Armugan é um homem respeitado na vizinhança. As pessoas ao seu redor acreditam que ele tem um conhecimento misterioso que elas não possuem. Armugan é um finalizador, alguém que auxilia os que não conseguem morrer.

Crítica

Armugan (Íñigo Martínez) e seu fiel ajudante, Anchel (Gonzalo Cunill), moram na cordilheira dos Pirineus, na Espanha, mais precisamente num casebre situado no topo da montanha. Suas companhias são as ovelhas que, ao se agitarem, alertam sobre a chegada de outros humanos àquele lugar bucólico e inóspito. A belíssima fotografia em preto e branco de Daniel Vergara dá um tom de fábula ao que pretende ser uma meditação sobre vida e morte. O primeiro dos homens é portador de uma deficiência nos membros inferiores, condição que dificulta a sua locomoção – especialmente naquele terreno ora íngreme, ora acidentado. O segundo é um grandalhão que carrega o seu mentor para cima e para baixo. A função da dupla é facilitar a passagem das pessoas que estão prestes a morrer. O sujeito que empresta seu nome à produção assinada por Jo Sol é um doulo. Porém, ele não serve aos vizinhos nos momentos de nascimento, mas no polo oposto de suas jornadas. A câmera desliza suavemente pelos cenários naturais capturando gestos simples, como se desejasse garantir que o espectador os compreendesse enquanto indícios do sublime disfarçado de trivialidade. Aliás, em diversos instantes há uma dilatação do tempo para que nenhum elemento nos impeça de contemplar as epifanias.
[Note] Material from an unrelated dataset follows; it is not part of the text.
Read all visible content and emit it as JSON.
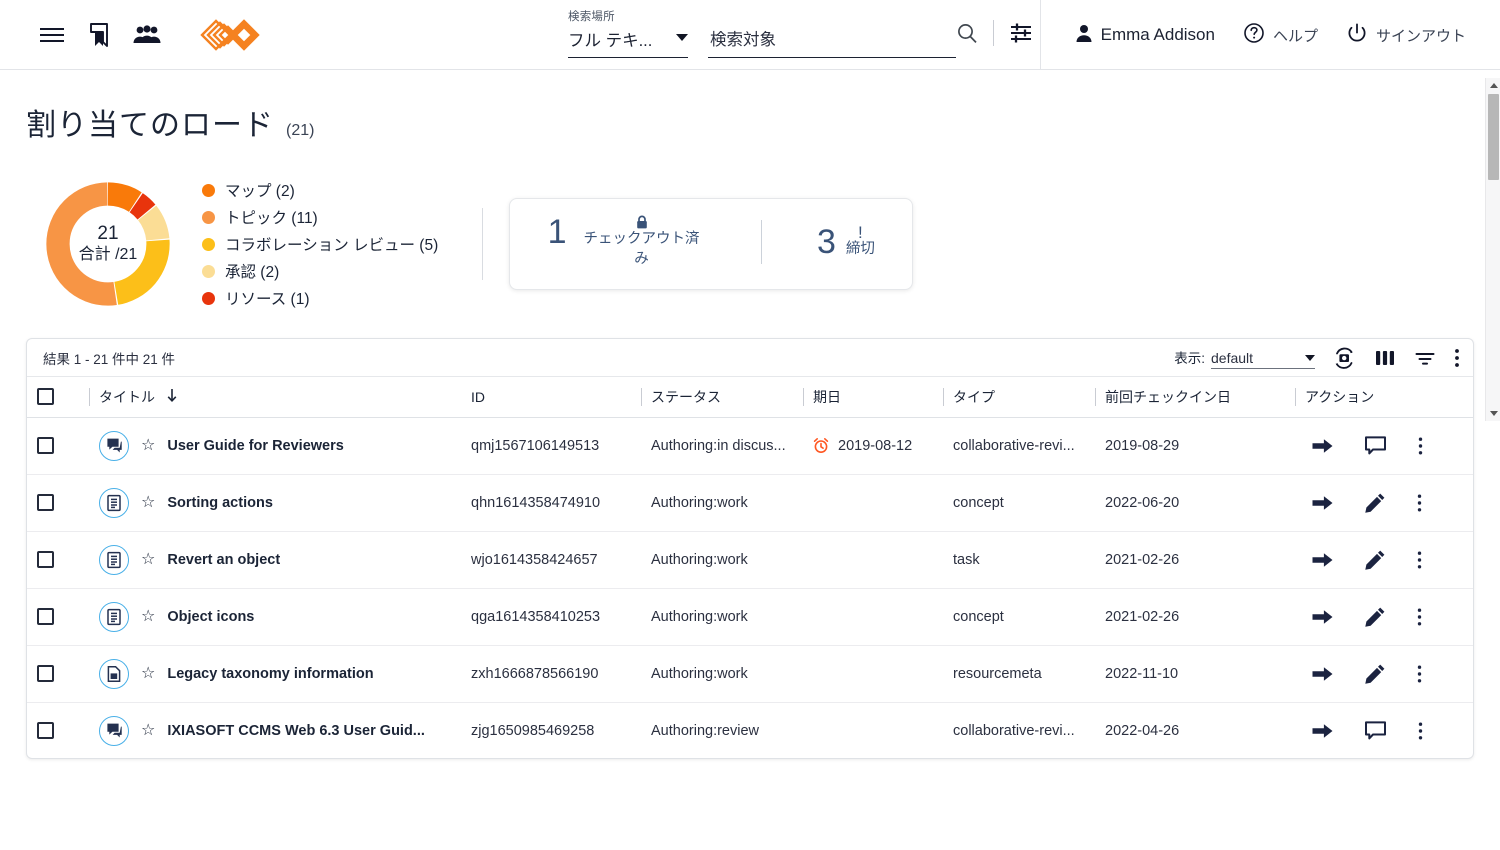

Armugan pretende enfatizar uma beleza melancólica escondida. Mais até do que isso, o filme tenta evocar segredos do ciclo da vida ao sublinhar a finitude. Nele não há uma história propriamente dita, mas vinhetas que apresentam desafios nem sempre mobilizadores aos personagens. Os diálogos são raríssimos, especialmente na primeira metade da trama, o que tende a tornar a experiência desafiadora aos ávidos por informações. Para se ter uma ideia da dinâmica narrativa, Jo Sol faz uma tomada belíssima da casa em que moram os protagonistas e logo depois se demora no balanço de uma planta ao sabor do vento. Mais adiante, faz um plano longo da rotina lenta dos personagens e segue mostrando a não menos banal existência dos ovinos. O cineasta vai na contramão do cinema hegemônico que acredita ser imprescindível estimular o espectador incessantemente para ele não perder o interesse. Nesse sentido, a produção espanhola selecionada para a 45ª edição da Mostra Internacional de Cinema de São Paulo apresenta um bem-vindo contraponto de serenidade à nossa contemporaneidade de agitação tantas vezes histriônica. Mas, como nem a lentidão e muito menos o alvoroço são necessariamente bons ou ruins – depende de como são utilizados – é preciso dizer que aqui o jogo de cena cansa rapidamente pela ausência de densidade poética/expressiva em seus lindos quadros.

Uma obra-prima como Stalker (1979), do russo Andrei Tarkovsky, fornece tempo para o espectador assimilar o universo riquíssimo que cabe em cada um de seus enquadramentos. O sueco Ingmar Bergman é outro exemplo de criador que muitas vezes preferiu o plano fixo/longo em vez de "picotar" a ação ou mudar repetidamente de perspectiva. Porém, ele igualmente fazia caber um mundo de inquietações nesses recortes "estáticos". Assim, aparentemente pouca coisa estava acontecendo, mas na verdade havia incontáveis nuances e complexidades se entrelaçando e causando movimento. Não basta estender o tempo, desacelerar ou chamar atenção ao imperceptível, entre outras estratégias menos hegemônicas, se houver pouco a ser absorvido. Armugan esgota precocemente o potencial simbólico de suas imagens e, por conseguinte, das indagações filosófico-existencialistas que deveriam decorrer delas. Os dois homens que se complementam, como se fossem metáforas da vida e da morte dialogando em suas impossibilidades, transitam pelos cenários com semblantes angustiados e sem notáveis questões de ordem prática para lidar. Sobram proposições repetitivas dentro dessa tônica indeterminada. Apenas quando a eutanásia é trazida à tona é que existe uma renovação.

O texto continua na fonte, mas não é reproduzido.